We might be tempted to derive from these two Biblical verses that religion is there to teach us love and insist on compassion. But our sages recognized that love alone is not enough; compassion alone is not enough. They were concerned that teaching primarily about love might run the risk of keeping the focus of the practitioner exclusively on him or herself. Viewed narrowly this way, religion might simply become about the narcissistic pursuit of self-betterment — more about how one feels than about what one does. Ultimately, religion might end up solely an individualistic, exclusively personal practice, rather than also providing a communal framework that regulates interpersonal conduct.
Consequently, our rabbis teach us that “chesed,” the attribute of love and compassion, needs to be met with “gevurah,” the attribute of justice, to be in balance. Though we certainly must cultivate love within ourselves and live with an open heart and a forgiving attitude, at the same time it is both imperative and critical that we develop a strong sense of duty toward the other.
This balance between these two opposites is the gift I believe religion brings to humanity. In a world devoid of gevurah, people are left to act on the more primitive/baser instincts of self-preservation, with exclusive concern for one’s inner circle. Gevurah nudges us to broaden our humanity — extend ourselves — to do the right thing simply because it’s the right thing to do, even if we don’t feel like it.
Paradoxically, this insular concern may be what we are seeing as the new cultural standard of modern society, where the dominating worldview is one that sees all relationships as transactional, where extreme individualism is the norm, and the world is increasingly polarizing and alienating. In this environment, we don’t have to look far to see how we have, as a society, abdicated our mandate to provide services and appropriate help for those who are poor, sick and mentally ill. They are at best neglected if not downright abandoned by those entrusted with their care: Us.
We live at a time in history where the attributes of gevurah, of justice, are in dire need to be brought back to the fore. One of the ways our tradition has ensured that gevurah always came to temper the influence of chesed — of love — over the centuries, has been through the path of mitzvot. The system of mitzvot is designed to make us transcend the limitations of our emotional variability, to move us beyond the limits of love, and help us step beyond the narrow confines of the ego. Today, we all pick and choose to some extent our level of orthodoxy of practice, which minhagim, which halachot to follow, if any. But this also means that the path of mitzvot is alive and well and can be reinterpreted and embraced anew as a relevant guide to our postmodern global lives.
Our reclaiming the energies of gevurah through our renewed practice of such mitzvot as ba’al tash’chit (protecting our planet’s ecosystem), bikur cholim (meeting the need of those who are sick or mentally ill), kibud av v’em (caring for the elderly), kashrut (consuming humanely raised and sustainably grown foods as well as socially conscious products and services), or tzedakah (supporting others to help themselves) positions us as a counter-cultural force to today’s societal norm.
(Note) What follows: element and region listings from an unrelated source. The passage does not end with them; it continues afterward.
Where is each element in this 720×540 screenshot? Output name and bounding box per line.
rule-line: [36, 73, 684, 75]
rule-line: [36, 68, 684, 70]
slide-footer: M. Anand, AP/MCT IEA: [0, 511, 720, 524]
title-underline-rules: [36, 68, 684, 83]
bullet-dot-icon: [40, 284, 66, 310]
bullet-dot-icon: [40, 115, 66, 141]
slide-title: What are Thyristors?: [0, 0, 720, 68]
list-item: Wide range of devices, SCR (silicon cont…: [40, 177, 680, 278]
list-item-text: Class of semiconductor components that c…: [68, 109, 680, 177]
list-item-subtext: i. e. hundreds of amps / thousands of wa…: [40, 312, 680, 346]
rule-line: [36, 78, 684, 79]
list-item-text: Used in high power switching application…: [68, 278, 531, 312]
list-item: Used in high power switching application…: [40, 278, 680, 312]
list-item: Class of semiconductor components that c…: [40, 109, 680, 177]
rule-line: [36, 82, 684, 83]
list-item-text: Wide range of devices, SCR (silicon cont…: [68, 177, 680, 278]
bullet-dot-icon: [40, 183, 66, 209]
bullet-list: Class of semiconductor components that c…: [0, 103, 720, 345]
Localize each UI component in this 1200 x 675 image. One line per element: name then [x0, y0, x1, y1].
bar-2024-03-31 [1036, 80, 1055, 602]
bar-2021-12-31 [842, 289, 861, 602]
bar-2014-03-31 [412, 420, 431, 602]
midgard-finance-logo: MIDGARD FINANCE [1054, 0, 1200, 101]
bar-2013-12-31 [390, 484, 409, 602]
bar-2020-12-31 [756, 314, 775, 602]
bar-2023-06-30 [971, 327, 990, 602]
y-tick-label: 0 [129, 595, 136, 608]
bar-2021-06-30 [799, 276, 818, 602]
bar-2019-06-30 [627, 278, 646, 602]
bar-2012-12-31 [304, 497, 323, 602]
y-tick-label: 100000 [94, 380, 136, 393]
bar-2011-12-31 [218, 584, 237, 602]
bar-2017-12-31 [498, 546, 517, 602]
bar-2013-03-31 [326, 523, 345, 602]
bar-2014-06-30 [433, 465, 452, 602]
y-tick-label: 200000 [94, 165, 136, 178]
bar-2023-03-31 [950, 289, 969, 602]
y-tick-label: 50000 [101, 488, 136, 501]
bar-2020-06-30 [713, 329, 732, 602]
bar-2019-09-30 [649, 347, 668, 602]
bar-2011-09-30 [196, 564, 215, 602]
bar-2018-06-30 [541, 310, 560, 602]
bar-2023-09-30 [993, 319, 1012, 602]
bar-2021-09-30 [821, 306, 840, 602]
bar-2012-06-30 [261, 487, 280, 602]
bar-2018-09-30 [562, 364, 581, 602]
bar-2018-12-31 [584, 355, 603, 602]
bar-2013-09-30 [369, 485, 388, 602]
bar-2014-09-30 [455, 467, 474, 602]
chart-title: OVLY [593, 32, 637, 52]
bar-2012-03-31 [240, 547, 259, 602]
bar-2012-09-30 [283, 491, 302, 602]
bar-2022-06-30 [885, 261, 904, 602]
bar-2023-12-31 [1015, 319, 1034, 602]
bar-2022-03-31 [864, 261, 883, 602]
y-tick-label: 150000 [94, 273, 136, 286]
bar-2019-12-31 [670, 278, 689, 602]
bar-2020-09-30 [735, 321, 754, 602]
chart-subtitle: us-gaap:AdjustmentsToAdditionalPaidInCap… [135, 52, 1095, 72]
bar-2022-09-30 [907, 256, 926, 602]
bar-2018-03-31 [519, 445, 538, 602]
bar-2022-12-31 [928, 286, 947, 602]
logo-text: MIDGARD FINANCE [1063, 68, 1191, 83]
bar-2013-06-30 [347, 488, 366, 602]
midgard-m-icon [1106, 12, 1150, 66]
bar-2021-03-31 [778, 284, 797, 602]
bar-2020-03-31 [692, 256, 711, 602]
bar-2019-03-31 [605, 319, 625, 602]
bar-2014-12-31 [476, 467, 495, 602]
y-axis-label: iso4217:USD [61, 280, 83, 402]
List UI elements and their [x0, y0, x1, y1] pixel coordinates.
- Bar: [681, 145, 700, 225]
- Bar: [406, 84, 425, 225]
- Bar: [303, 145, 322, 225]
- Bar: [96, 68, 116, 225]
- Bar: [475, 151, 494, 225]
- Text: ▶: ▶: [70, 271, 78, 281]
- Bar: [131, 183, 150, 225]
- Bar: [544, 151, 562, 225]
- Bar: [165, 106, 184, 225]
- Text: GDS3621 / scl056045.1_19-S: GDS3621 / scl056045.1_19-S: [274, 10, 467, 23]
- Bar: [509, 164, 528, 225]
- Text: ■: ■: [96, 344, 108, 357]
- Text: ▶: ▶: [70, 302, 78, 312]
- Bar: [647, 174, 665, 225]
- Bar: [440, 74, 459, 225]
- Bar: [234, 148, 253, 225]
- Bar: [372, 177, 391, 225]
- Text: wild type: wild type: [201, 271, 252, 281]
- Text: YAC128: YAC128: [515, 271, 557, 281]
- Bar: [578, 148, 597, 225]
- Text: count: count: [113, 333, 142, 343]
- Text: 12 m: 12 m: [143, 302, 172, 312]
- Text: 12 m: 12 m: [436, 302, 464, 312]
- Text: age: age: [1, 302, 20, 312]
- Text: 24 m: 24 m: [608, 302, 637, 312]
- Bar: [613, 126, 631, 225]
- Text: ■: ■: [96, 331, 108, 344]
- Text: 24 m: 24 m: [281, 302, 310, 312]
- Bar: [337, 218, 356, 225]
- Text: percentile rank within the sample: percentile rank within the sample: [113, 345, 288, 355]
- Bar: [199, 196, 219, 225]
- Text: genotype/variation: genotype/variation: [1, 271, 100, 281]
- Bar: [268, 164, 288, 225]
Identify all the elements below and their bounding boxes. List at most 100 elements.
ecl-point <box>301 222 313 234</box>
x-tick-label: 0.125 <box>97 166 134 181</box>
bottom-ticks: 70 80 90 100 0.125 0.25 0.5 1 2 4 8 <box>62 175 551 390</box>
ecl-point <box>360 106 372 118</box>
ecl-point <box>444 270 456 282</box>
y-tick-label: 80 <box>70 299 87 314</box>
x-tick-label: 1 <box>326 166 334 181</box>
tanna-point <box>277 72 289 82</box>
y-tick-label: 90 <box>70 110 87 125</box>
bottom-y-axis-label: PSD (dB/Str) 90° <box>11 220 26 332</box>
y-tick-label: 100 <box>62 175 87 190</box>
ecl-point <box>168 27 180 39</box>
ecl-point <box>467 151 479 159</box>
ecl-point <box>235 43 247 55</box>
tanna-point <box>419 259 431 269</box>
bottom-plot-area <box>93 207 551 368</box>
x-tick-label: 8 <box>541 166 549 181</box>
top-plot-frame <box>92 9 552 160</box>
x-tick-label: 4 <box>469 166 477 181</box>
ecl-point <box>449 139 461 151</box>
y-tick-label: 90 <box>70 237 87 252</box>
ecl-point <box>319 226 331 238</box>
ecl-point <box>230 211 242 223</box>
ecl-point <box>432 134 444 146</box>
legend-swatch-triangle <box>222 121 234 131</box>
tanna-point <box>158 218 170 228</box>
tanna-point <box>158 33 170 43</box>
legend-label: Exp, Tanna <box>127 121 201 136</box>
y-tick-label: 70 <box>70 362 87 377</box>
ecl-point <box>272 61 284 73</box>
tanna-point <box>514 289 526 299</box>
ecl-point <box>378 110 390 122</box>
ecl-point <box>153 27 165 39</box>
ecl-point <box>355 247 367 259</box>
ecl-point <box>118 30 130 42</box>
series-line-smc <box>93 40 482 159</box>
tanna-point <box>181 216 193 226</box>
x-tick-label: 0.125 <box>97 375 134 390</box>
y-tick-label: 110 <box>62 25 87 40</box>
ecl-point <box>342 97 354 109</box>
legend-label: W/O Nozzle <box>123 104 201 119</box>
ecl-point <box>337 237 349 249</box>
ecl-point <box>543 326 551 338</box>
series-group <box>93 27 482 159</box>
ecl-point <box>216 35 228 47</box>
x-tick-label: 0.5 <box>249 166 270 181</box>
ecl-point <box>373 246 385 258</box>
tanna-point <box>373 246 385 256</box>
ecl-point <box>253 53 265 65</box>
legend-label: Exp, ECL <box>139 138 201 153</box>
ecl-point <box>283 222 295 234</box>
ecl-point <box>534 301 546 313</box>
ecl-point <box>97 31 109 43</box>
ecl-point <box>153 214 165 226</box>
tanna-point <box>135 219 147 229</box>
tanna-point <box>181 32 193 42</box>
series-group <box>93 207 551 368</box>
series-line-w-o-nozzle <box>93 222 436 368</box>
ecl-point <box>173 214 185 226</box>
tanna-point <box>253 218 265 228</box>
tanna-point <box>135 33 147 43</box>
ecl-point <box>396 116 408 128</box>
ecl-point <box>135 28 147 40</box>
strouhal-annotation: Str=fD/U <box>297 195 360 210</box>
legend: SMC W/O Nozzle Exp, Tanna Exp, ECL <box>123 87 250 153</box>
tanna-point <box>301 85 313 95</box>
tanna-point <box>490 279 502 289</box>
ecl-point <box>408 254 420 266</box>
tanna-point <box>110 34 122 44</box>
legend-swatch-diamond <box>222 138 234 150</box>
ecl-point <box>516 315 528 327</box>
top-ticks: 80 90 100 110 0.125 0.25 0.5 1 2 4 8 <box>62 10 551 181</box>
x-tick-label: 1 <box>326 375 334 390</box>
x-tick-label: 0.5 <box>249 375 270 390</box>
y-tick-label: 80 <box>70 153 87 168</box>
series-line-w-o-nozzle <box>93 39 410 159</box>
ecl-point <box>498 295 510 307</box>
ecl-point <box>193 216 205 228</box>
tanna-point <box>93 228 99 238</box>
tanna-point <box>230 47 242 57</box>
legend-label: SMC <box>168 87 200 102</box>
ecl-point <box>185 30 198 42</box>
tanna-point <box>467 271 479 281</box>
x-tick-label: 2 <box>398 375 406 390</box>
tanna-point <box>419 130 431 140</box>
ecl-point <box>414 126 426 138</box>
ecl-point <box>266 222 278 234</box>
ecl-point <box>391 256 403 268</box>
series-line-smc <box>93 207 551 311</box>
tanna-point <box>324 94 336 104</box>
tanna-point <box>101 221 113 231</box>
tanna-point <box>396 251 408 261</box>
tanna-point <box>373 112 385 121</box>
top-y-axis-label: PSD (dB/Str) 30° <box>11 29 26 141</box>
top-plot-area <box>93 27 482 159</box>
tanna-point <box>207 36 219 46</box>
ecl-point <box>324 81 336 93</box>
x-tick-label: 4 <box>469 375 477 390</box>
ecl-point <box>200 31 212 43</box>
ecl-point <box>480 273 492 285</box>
Once again, the Jewish community is poised to reclaim its prophetic voice, calling for change, calling for justice. We have an opportunity to recreate ourselves as communities where an opposing set of values and priorities is practiced, to constitute ourselves as religious institutions that embody the kind of world, the kind of society we truly aspire to be a part of, and seek to see manifested for our children: Communities that truly embody love (chesed) and justice (gevurah) for everyone.
As we seek to transform our synagogues into microcosms of the holistic communities of tomorrow, we work to strike the balance between love and duty, compassion and responsibility, self-transcendence and communal care, and create institutions that respond to today’s yearning for congregations that teach and model a way of being whereby people know themselves to be arevim zeh l’zeh — responsible for one another.